Many people think God has a few in His closet.
How could a loving God send people to Hell?
Why would a loving God judge anyone?
How could a loving God be so genocidal in the Old Testament?
Each of these can be a deal breaker for so many people. Why would I want to serve a God like that? These are valid questions, but Butler turns these on their heads. Each of these is actually good news for most of us.
One of the reasons for this is we don’t take sin seriously. We say to just let it be. It’s not really hurting anyone. Right? Imagine if we took the same approach to someone being treated for cancer. “Don’t worry. It’s just a little cancer. You want to keep some of it in you. Right? A little cancer won’t hurt you will it?”
The analogy, like all analogies, is not perfect, but if we treated sin like cancer we could find our lives quite different. If we don’t, then God has the answer of Hell. At the start, Butler has it clear that this place is not a torture chamber. Part of the problem is we have an idea that Heaven is up above and Hell is down below, such as the old email chain about Hell being found underneath Siberia. (Ridiculous since Percy Jackson showed us all that Hell is really under Hollywood, but I digress.)
This is false. Heaven is some place far up there and Hell is some place way down there. This division doesn’t really help us as we make this world an awful place to escape then. This is the world of God and God made it to be dwelt in. That does not include Hell. Nothing in Scripture indicates that Hell is made for humans.
Hell is really an intruder in this world. However, what if someone doesn’t want to choose God in this life? What does God do with them? He gives them what they want. Those who want to join in the rebellion and fight against God get the results of fighting against Him and choosing against Him. Still, it is not a torture chamber. It is a place of shame and sorrow where one realizes what they have lost.

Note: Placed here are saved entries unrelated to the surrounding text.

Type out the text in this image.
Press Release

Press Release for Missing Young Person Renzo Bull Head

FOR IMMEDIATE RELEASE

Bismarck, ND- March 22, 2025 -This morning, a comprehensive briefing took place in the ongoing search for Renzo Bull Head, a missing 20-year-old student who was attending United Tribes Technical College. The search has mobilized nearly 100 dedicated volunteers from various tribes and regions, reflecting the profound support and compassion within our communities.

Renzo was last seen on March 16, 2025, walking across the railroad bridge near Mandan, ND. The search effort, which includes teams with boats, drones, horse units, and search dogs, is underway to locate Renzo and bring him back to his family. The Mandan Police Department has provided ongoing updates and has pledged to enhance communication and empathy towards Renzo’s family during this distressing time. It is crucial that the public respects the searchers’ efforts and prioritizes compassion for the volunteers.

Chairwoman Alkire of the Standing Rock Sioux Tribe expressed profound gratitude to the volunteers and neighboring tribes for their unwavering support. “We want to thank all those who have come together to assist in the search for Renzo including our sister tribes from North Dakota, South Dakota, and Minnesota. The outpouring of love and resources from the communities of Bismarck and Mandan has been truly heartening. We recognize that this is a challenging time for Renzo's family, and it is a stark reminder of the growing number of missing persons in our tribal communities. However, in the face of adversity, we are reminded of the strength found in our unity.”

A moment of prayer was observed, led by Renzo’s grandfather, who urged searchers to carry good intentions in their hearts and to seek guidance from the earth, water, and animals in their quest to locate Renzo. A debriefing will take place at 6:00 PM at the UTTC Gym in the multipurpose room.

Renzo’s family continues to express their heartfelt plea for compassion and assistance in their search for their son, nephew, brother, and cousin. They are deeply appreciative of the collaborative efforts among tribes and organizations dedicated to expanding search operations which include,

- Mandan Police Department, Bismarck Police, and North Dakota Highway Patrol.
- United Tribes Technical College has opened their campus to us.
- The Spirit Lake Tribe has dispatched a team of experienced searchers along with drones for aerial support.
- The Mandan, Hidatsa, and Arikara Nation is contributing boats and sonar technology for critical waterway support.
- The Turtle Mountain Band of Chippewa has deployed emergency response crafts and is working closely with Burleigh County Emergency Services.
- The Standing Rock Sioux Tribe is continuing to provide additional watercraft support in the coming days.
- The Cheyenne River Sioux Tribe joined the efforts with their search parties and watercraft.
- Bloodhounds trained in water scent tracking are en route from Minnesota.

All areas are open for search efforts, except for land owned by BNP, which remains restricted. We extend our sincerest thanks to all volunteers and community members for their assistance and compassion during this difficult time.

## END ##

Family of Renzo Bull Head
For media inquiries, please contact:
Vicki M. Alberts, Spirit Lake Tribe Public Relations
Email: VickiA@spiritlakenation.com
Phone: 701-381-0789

Judgment, however, is still good news. After all, if anyone talks about the problem of evil and asks why God doesn’t intervene, they want judgment in some way. “If I was God, I wouldn’t let someone get raped.” This is a real need for us. We want to see justice done.
This is then good news. There is a God who will deal justice and does deal justice. We don’t really want a grandfather in the sky who says the children will be children, unless, of course, it’s our own sin that we’re talking about. We don’t want God to judge that.
But for those who do evil, there is a day of reckoning coming. God will not let someone do what they want forever and for those of us who do hunger for justice, that is good news. For those who are living in a sin of some sort, that is very bad news. Nothing will escape His eye. Nothing. We have to give an account for everything that we do in the body. If you’re a Christian and you read that and there is no nervousness in you over that thought, you really need to examine yourself.
And sometimes, that judgment came in the Old Testament in holy war, but is that really like God? Butler argues that what happens most of the time is not living cities are attacked, but more military outposts. These also often include the idea of driving out instead of killing.
But doesn’t the text say women and children are killed?
This is language of totality and is really trash talking. It doesn’t indicate women and children are killed, especially since they were rarely in these military outposts. What about Jericho? Consider first off that Jericho could be walked around 7 times in one day. Sure, Rahab was there, but it wasn’t uncommon to have a woman be a tavern master for the men and sometimes, she would be a prostitute if men wanted more than a drink.
Consider as Butler suggests, a basketball team in the locker room after a game talking about how they demolished and destroyed the other team. Final score? 120-105. Hardly a complete shutout, but that language is used. What you see in the genocide passages is actually trash talk.
I have only given brief explanations, but this book is an extremely powerful book. Skeptics who want to complain about these kinds of passages really need to read this book. Even Christians who have studied apologetics for years will get food for thought.